2. Eligibility: Wait, was Jim eligible to participate last year?

Errors about who is eligible to participate, and when they begin participation, are also common. Your plan document defines eligibility, so refer to it often and avoid late enrollment of eligible participants. Plan documents often also exclude certain employees, either because they are covered by another plan or because they simply are not eligible. For instance, seasonal and temporary employees are often excluded from retirement plans, and union employees sometimes have separate plans to reflect the terms of their collective bargaining agreement. You need to correctly and consistently apply these exclusions.

3. Timing is Everything: Making contributions.

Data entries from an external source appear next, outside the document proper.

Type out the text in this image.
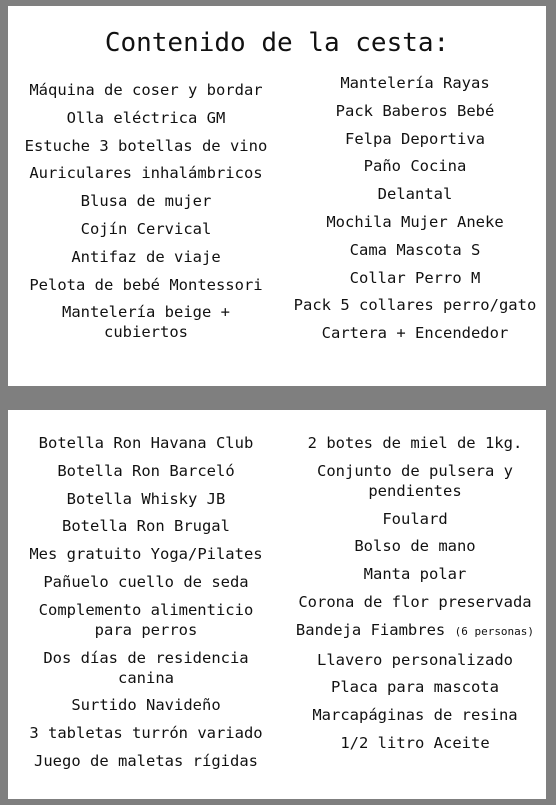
Contenido de la cesta:
Máquina de coser y bordar
Olla eléctrica GM
Estuche 3 botellas de vino
Auriculares inhalámbricos
Blusa de mujer
Cojín Cervical
Antifaz de viaje
Pelota de bebé Montessori
Mantelería beige +
cubiertos
Mantelería Rayas
Pack Baberos Bebé
Felpa Deportiva
Paño Cocina
Delantal
Mochila Mujer Aneke
Cama Mascota S
Collar Perro M
Pack 5 collares perro/gato
Cartera + Encendedor
Botella Ron Havana Club
Botella Ron Barceló
Botella Whisky JB
Botella Ron Brugal
Mes gratuito Yoga/Pilates
Pañuelo cuello de seda
Complemento alimenticio
para perros
Dos días de residencia
canina
Surtido Navideño
3 tabletas turrón variado
Juego de maletas rígidas
2 botes de miel de 1kg.
Conjunto de pulsera y
pendientes
Foulard
Bolso de mano
Manta polar
Corona de flor preservada
Bandeja Fiambres (6 personas)
Llavero personalizado
Placa para mascota
Marcapáginas de resina
1/2 litro Aceite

Plan documents usually set forth the deadlines by which contributions must be made. These deadlines may vary depending on the type of contribution (for instance, employee elective deferrals must be deposited as soon as reasonably possible, whereas employer contributions may have a later deadline). Contributions deposited after the deadline are deemed to be late. Making late contributions, or otherwise failing to make consistently timely contributions, may require corrections that include government filings, self-correction and additional contributions for lost earnings. To avoid errors, determine with your payroll provider how early you can reasonably make contributions and set procedures to help ensure deposits are consistently made by that date.

4. Loans: Write down the rules and follow them.

401(k) plans may allow participants to take loans but aren’t required to offer loans. If they do, the loan procedures must be in writing. The plan administrator (or the loan administrator, if separate) should always follow the written procedures, especially with regard to repayment terms, the maximum number of loans, and the terms and process for taking loans. Failure to follow the loan procedures or other failures involving loan payments may often require correction.

5. Fiduciary Duties: Document, document, document.

The importance of documentation cannot be overstated. Fiduciaries for retirement plans are entrusted with certain responsibilities for plan participants and beneficiaries, and with great fiduciary duties come great potential liabilities! Fulfilling these responsibilities is only part of the obligation. How fiduciaries meet these responsibilities matters, as does documenting compliance with the fiduciary duties. Documentation provides a clear picture of how decisions are made and why—it provides rationale at the time of the decision and can help prevent later speculation by those not part of the process. It also helps avoid the risk that a fiduciary will comply with fiduciary duties in the moment but will be unable to prove it when a claim is made.

These are only some common errors we see in retirement plans. Often, preventing these errors is simple, and preventative measures are easier to take than corrective steps.